A Protestant millennial from North Belfast, educated in a state secondary school, brought up through a soft unionist family, a supporter, member and staffer for the SDLP, and a believer in a functional Northern Ireland and an advocate for a future ‘new and agreed’ Ireland.

My Dad came from Ligoniel in North Belfast – when it used to be predominately Protestant – and my Mum was born off the Woodstock Road in East Belfast, later growing up in Rathcoole, a Protestant estate on the outskirts of Belfast. My Dad would recall stories of pushing his sofa across his front door worried that a man in his twenties could easily become the victim of mistaken identity in paramilitary attacks after his neighbour was shot by the IRA. My Mum would too recall a story when local loyalist paramilitaries tried to intimidate them from their home when they first moved to Rathcoole, as the house was wanted for someone else. Terrorism from without and from within.

Through Sunday School I grew up understanding that Catholicism must be inherently wrong and that Protestantism alone was Christianity. As a child I would walk hand in hand with my uncle along the Lisburn Road on the 12th of July with an orange collarette that reached past by knees. My parents were robbed blind by my incessant want for every new Rangers FC top that came out each season, and despite having little understanding of politics throughout school, a few friends and I would disrupt our GCSE Geography class with chants of, “one, two, three, vote for DUP… wee Nigel Dodds he’s in it for the Prods.”

As a child growing up in a primary school across the road from Holy Cross Girls in the early 2000s, I remember understanding that there was something inherently wrong that girls like me couldn’t walk to school a certain way.
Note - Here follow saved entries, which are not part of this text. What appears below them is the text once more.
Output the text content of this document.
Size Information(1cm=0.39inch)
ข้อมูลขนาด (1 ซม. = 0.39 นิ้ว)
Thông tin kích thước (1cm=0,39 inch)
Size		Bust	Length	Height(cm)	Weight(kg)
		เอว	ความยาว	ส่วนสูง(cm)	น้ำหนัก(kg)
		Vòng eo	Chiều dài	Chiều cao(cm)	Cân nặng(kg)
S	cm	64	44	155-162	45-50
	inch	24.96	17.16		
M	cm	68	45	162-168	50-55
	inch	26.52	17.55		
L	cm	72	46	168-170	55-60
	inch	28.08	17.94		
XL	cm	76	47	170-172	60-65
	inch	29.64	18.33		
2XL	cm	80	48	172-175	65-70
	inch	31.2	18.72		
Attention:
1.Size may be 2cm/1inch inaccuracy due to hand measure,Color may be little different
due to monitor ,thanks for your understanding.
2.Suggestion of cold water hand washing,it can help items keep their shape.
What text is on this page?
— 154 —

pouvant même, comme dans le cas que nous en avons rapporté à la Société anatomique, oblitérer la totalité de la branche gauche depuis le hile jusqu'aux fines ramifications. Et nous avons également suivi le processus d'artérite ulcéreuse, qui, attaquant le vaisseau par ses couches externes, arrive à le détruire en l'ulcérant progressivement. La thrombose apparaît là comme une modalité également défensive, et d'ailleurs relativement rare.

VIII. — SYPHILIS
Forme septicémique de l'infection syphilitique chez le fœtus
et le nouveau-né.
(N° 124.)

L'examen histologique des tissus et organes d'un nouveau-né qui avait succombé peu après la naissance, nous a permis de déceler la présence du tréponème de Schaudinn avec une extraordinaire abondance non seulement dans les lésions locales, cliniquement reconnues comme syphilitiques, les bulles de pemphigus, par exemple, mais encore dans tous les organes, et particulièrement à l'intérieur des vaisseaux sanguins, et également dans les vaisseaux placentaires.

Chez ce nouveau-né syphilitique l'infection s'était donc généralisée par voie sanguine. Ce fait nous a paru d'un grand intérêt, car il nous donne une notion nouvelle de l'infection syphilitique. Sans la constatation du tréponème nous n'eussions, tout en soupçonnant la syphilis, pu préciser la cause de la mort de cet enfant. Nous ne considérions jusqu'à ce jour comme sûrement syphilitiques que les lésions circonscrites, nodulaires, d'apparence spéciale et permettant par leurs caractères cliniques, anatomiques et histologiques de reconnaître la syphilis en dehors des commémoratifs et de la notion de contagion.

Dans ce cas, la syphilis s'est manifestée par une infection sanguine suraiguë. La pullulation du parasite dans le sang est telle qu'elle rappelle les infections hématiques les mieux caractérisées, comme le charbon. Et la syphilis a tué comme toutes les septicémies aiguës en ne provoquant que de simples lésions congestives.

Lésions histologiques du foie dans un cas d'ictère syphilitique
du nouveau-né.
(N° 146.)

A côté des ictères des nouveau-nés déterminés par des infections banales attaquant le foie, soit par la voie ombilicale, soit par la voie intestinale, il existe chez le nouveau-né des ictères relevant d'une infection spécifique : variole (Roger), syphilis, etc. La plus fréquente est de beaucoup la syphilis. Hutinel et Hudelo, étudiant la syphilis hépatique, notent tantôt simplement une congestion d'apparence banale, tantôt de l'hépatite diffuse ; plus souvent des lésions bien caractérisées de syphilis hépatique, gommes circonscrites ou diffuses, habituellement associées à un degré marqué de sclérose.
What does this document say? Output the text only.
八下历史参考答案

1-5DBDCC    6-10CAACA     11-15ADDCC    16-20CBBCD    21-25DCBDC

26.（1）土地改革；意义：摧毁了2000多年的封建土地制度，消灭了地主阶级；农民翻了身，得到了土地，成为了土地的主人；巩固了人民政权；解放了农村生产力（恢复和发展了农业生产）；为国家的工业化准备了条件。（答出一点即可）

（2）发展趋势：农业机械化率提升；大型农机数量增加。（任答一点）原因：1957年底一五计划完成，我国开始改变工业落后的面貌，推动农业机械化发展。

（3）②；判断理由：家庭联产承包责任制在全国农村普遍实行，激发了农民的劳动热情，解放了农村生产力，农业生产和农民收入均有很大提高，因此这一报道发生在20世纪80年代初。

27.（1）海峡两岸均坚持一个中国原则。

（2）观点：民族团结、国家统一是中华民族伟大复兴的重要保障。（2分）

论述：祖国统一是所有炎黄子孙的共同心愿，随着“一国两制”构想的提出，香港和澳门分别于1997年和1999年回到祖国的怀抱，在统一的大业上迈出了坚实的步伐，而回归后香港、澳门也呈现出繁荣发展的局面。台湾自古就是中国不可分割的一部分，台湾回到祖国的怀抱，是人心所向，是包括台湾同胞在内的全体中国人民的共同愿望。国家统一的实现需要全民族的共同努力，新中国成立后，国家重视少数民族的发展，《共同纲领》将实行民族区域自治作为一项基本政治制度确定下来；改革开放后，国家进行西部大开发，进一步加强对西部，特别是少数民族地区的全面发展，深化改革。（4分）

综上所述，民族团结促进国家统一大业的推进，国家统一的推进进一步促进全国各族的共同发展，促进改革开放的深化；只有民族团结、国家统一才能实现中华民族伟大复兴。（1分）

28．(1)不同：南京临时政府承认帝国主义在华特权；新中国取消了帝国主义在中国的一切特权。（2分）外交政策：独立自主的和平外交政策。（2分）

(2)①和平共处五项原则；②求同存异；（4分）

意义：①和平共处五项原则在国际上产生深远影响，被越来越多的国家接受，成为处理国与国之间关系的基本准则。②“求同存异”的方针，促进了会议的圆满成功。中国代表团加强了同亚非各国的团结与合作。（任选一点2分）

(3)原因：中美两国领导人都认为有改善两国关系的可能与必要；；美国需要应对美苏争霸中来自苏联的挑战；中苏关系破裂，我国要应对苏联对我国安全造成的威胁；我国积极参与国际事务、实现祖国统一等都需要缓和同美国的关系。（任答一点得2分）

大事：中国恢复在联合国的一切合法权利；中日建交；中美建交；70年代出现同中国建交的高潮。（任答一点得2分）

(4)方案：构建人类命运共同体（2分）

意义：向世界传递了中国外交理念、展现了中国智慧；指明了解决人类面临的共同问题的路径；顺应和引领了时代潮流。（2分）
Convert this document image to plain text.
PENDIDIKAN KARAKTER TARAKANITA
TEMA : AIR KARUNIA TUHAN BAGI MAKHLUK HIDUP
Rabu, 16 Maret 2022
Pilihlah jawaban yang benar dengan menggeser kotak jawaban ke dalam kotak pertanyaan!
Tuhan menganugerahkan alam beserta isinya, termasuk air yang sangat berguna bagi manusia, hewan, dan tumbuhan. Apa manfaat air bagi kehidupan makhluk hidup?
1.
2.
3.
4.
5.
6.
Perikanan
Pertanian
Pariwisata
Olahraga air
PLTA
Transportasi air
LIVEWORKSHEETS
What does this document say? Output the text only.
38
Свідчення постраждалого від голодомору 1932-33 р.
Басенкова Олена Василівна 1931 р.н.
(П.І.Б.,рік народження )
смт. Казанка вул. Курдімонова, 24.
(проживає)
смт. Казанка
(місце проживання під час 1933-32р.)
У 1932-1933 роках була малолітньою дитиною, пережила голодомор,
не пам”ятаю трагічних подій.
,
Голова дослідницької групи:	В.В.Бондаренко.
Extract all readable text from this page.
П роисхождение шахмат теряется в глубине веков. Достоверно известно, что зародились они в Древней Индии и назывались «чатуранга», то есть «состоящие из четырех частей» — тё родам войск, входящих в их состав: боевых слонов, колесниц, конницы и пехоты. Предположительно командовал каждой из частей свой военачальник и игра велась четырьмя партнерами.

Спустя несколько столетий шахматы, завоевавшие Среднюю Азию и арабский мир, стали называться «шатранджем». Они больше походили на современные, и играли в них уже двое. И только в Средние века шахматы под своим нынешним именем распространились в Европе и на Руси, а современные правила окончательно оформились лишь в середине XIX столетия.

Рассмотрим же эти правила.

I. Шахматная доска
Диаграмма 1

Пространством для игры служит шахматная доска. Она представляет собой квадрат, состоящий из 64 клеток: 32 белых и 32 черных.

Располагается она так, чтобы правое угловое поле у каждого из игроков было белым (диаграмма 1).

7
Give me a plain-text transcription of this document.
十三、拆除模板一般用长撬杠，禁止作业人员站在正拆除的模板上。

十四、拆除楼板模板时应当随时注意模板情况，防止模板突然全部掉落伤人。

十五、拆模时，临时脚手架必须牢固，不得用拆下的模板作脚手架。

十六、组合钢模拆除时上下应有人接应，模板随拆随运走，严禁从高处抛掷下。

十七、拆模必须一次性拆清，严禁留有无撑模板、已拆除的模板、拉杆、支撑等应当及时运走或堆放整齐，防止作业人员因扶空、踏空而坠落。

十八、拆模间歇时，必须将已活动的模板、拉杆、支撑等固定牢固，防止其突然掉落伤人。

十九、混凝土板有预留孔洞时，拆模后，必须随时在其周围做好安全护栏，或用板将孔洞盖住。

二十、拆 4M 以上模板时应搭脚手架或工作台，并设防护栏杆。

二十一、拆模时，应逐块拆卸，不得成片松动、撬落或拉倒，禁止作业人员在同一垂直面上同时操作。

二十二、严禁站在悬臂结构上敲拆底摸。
Likewise, I was totally perplexed to be called a ‘dirty hun’ when I went shopping with my mum in Yorkgate (now CitySide shopping centre) in one of my infamous Rangers FC tops. And I could never shift the feeling when I used to collect my friend (who lived off the Springfield road) for football training, that it felt a world apart from the Protestant arterial routes I was used to. I knew too well that something about this compartmentalised way of living was totally past its sell by date.

My first time voting my mum let me into a secret that she “didn’t just vote for Prods you know.” Things began to shift when I went to University: though my parents always taught me we were all equal, it doesn’t really sink in until you’re surrounded by all creeds and classes. In addition to that, I lived in a chaplaincy environment where Protestantism wasn’t simply unionism by association, and became part of a church that angled itself towards an all-island context as opposed to the inextricable links with the Union that some Protestant denominations hold tightly to.

The idea of a reconciled Ireland built on the premise of justice and co-operation was one I wasn’t going to let pass me by in an instant. Though toying with the idea of joining Alliance when I was at Queen’s, fearing that the SDLP would be too far for some family relations, I thought to myself, “Sure, in for a penny in for a pound,” and lo and behold I have found a political home. One where I genuinely hope to bring the tenets of the SDLP into my own community where it isn’t already.

Choosing a political party outside of your designated background should never be viewed as an overwhelming betrayal to your own background, nor should it be understated by those you are walking towards. The recurring questions at family events or friends of my parents asking, “Why do you work for the SDLP?” got old fast. I’ve become one of those people who doesn’t fit nicely into a box, and I can see it frustrates the flip out of some people. That said, I am not the exception, I meet people regularly that vote in ways I didn’t expect and/or are members of parties I didn’t expect, you just can’t hear them over the banging of the drum or see them past all the flags. 

I am under no illusion that for some segments of Nationalism that I will never be overtly green enough. I will always be a Northern Ireland football fan and I will still tag along with family members to listen to the bands on the twelfth. My advice to anyone would be to choose a party on its ability to elevate others as oppose to its’ desire to stop others elevating.

It’s my hope that as we enter the month of the 20th anniversary of the Good Friday Agreement, identity not be found in political preferences, but political preferences be interwoven with a vast set of identities with a common purpose to first and foremost, make life better for people who struggle to make it better for themselves.